The Idolatrous Roots of Gluttony
The deepest problem with gluttony is not that it leads to obesity and cardiovascular disease. Those are significant hazards, to be sure, and as Christians, we should take seriously the importance of caring for our bodies. However, we could follow the strictest health regimen; make all the right choices about diet and exercise; become the most free-range, non-GMO, pasture-fed, certified organic version of ourselves—and yet still miss the kingdom of God.
This concern is nothing new. In fact, Jesus addressed it with his disciples in Mark 7. The Pharisees were fastidious about what they ingested and how they ingested it. Perhaps they would have been prime candidates for Aristotelian virtue.
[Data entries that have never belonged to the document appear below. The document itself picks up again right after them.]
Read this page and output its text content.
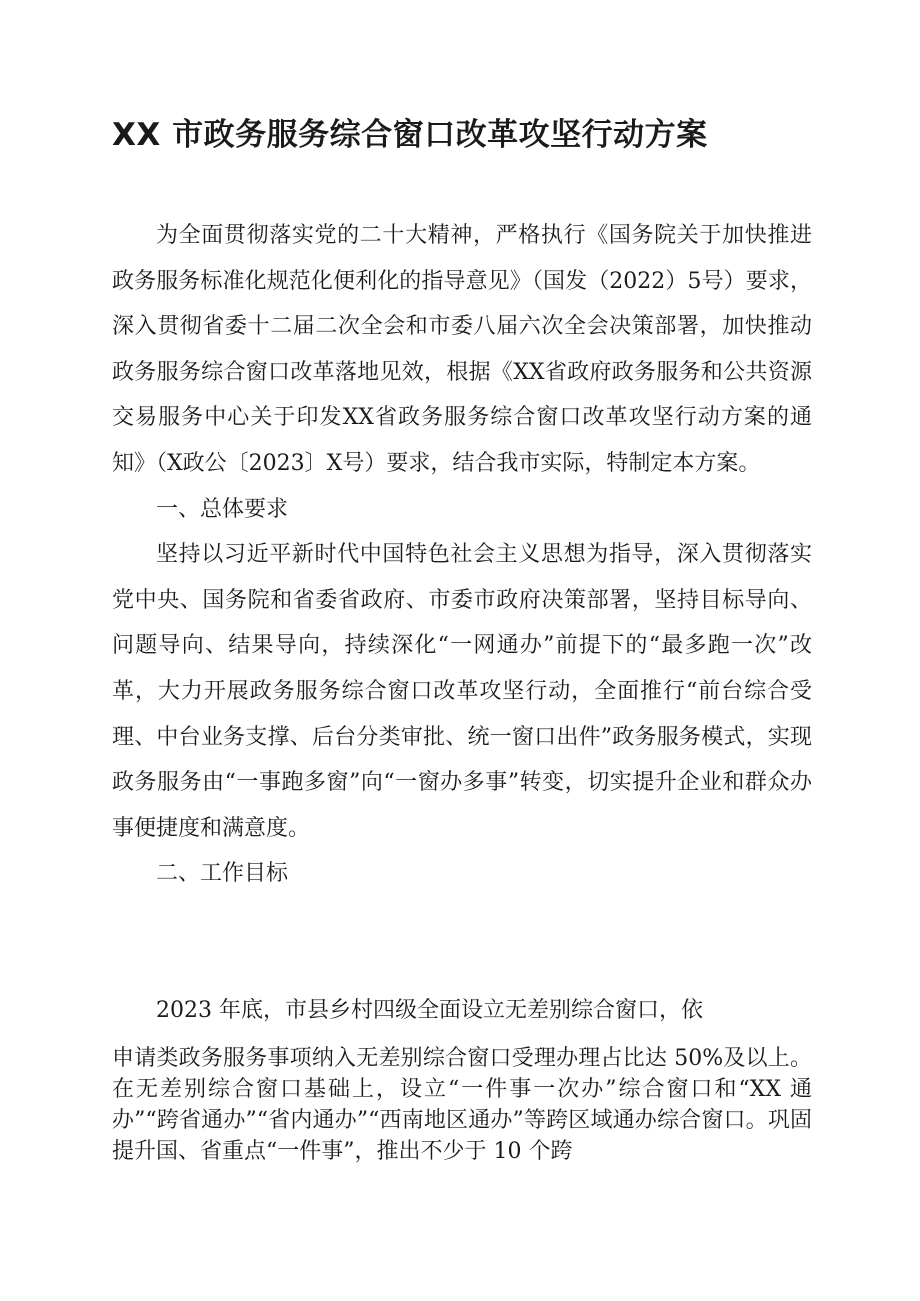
XX 市政务服务综合窗口改革攻坚行动方案

为全面贯彻落实党的二十大精神，严格执行《国务院关于加快推进政务服务标准化规范化便利化的指导意见》（国发（2022）5号）要求，深入贯彻省委十二届二次全会和市委八届六次全会决策部署，加快推动政务服务综合窗口改革落地见效，根据《XX省政府政务服务和公共资源交易服务中心关于印发XX省政务服务综合窗口改革攻坚行动方案的通知》（X政公〔2023〕X号）要求，结合我市实际，特制定本方案。

一、总体要求

坚持以习近平新时代中国特色社会主义思想为指导，深入贯彻落实党中央、国务院和省委省政府、市委市政府决策部署，坚持目标导向、问题导向、结果导向，持续深化“一网通办”前提下的“最多跑一次”改革，大力开展政务服务综合窗口改革攻坚行动，全面推行“前台综合受理、中台业务支撑、后台分类审批、统一窗口出件”政务服务模式，实现政务服务由“一事跑多窗”向“一窗办多事”转变，切实提升企业和群众办事便捷度和满意度。

二、工作目标

2023 年底，市县乡村四级全面设立无差别综合窗口，依

申请类政务服务事项纳入无差别综合窗口受理办理占比达 50%及以上。在无差别综合窗口基础上，设立“一件事一次办”综合窗口和“XX 通办”“跨省通办”“省内通办”“西南地区通办”等跨区域通办综合窗口。巩固提升国、省重点“一件事”，推出不少于 10 个跨
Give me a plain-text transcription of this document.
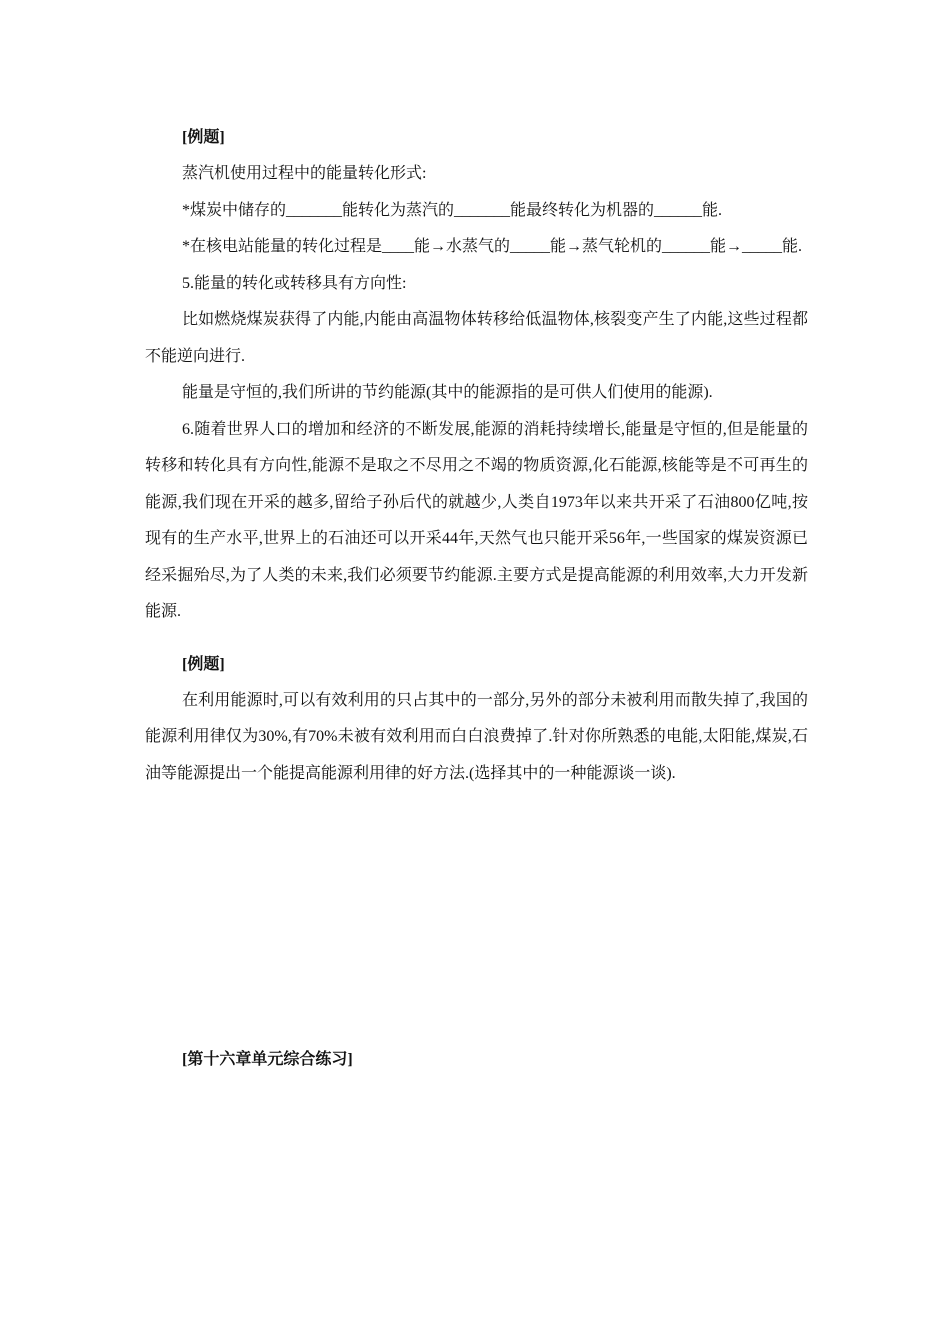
[例题]

蒸汽机使用过程中的能量转化形式:

*煤炭中储存的_______能转化为蒸汽的_______能最终转化为机器的______能.

*在核电站能量的转化过程是____能→水蒸气的_____能→蒸气轮机的______能→_____能.

5.能量的转化或转移具有方向性:

比如燃烧煤炭获得了内能,内能由高温物体转移给低温物体,核裂变产生了内能,这些过程都不能逆向进行.

能量是守恒的,我们所讲的节约能源(其中的能源指的是可供人们使用的能源).

6.随着世界人口的增加和经济的不断发展,能源的消耗持续增长,能量是守恒的,但是能量的转移和转化具有方向性,能源不是取之不尽用之不竭的物质资源,化石能源,核能等是不可再生的能源,我们现在开采的越多,留给子孙后代的就越少,人类自1973年以来共开采了石油800亿吨,按现有的生产水平,世界上的石油还可以开采44年,天然气也只能开采56年,一些国家的煤炭资源已经采掘殆尽,为了人类的未来,我们必须要节约能源.主要方式是提高能源的利用效率,大力开发新能源.

[例题]

在利用能源时,可以有效利用的只占其中的一部分,另外的部分未被利用而散失掉了,我国的能源利用律仅为30%,有70%未被有效利用而白白浪费掉了.针对你所熟悉的电能,太阳能,煤炭,石油等能源提出一个能提高能源利用律的好方法.(选择其中的一种能源谈一谈).

[第十六章单元综合练习]
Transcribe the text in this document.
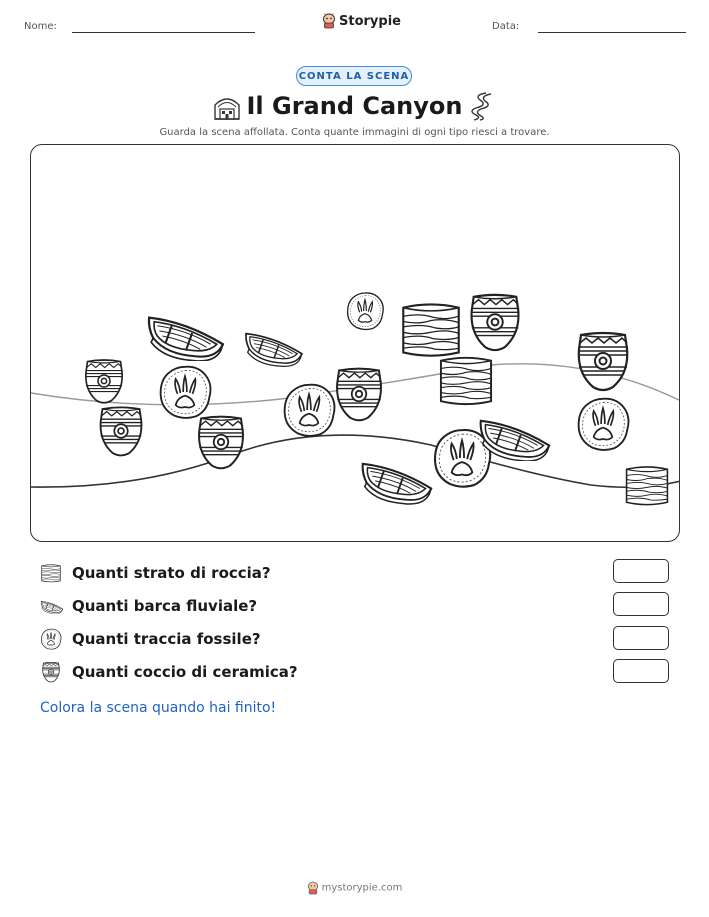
Nome:	Storypie	Data:
CONTA LA SCENA
Il Grand Canyon
Guarda la scena affollata. Conta quante immagini di ogni tipo riesci a trovare.
Quanti strato di roccia?
Quanti barca fluviale?
Quanti traccia fossile?
Quanti coccio di ceramica?
Colora la scena quando hai finito!
mystorypie.com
In the context of Mark 7, they were scandalized that Jesus did not require his disciples to wash their hands before eating. But Jesus concluded that they erred in prioritizing their cuisine over their souls. He explained to his disciples:
“Do you not see that whatever goes into a person from outside cannot defile him, since it enters not his heart but his stomach, and is expelled?” (Thus he declared all foods clean.) And he said, “What comes out of a person is what defiles him. For from within, out of the heart of man, come evil thoughts, sexual immorality, theft, murder, adultery, coveting, wickedness, deceit, sensuality, envy, slander, pride, foolishness. All these evil things come from within, and they defile a person.” (Mark 7:18–23 ESV)
When we treat gluttony as though it were merely a matter of how much or how often we eat, or of what kinds of food we allow into our bodies, we can easily miss what Jesus wants us to see about the hearts we bring to our tables. Click To Tweet The truth is that our desires are perilously skewed, posing more of a threat to us than any deep fryer or vending machine. We are prone to worship food rather than enjoy it to the glory of our Maker. Instead of calling upon God to deliver us from our enemies, we often call upon our cupboards. We think that a full stomach and a satisfied palette will shield us from the boredom, grief, guilt, vulnerability, and feelings of insignificance that afflict us. We consume in order to avoid being consumed.
Rescued from Our Cravings
Through the death and resurrection of Christ, however, God has begun in our hearts the process of making the crooked ways straight (Luke 3:5). As Peter writes, Jesus “bore our sins in his body on the tree, that we might die to sin and live to righteousness” (1 Pet 2:24). Jesus bore our gluttony so that we might die to gluttony. He took our idolatrous cravings and carried them to the grave. Therefore, as Christians, we fight against excessive eating not with a grim self-reliance or a fearful avoidance of God’s good gifts, but with the sure hope that God will bring to completion the good work he has begun in us (Phil 1:6).
So, by all means, we should use whatever strategies help us curb our excesses at meal time. But in doing so, let’s remember that, as Christians, we are no longer enslaved to our appetite. We belong now to the Lord of the feast, which means that the feast is no longer our lord.
Aristotle, Nicomachean Ethics, trans. Terence Irwin, 2nd ed. (Indianapolis: Hackett, 1999), 151.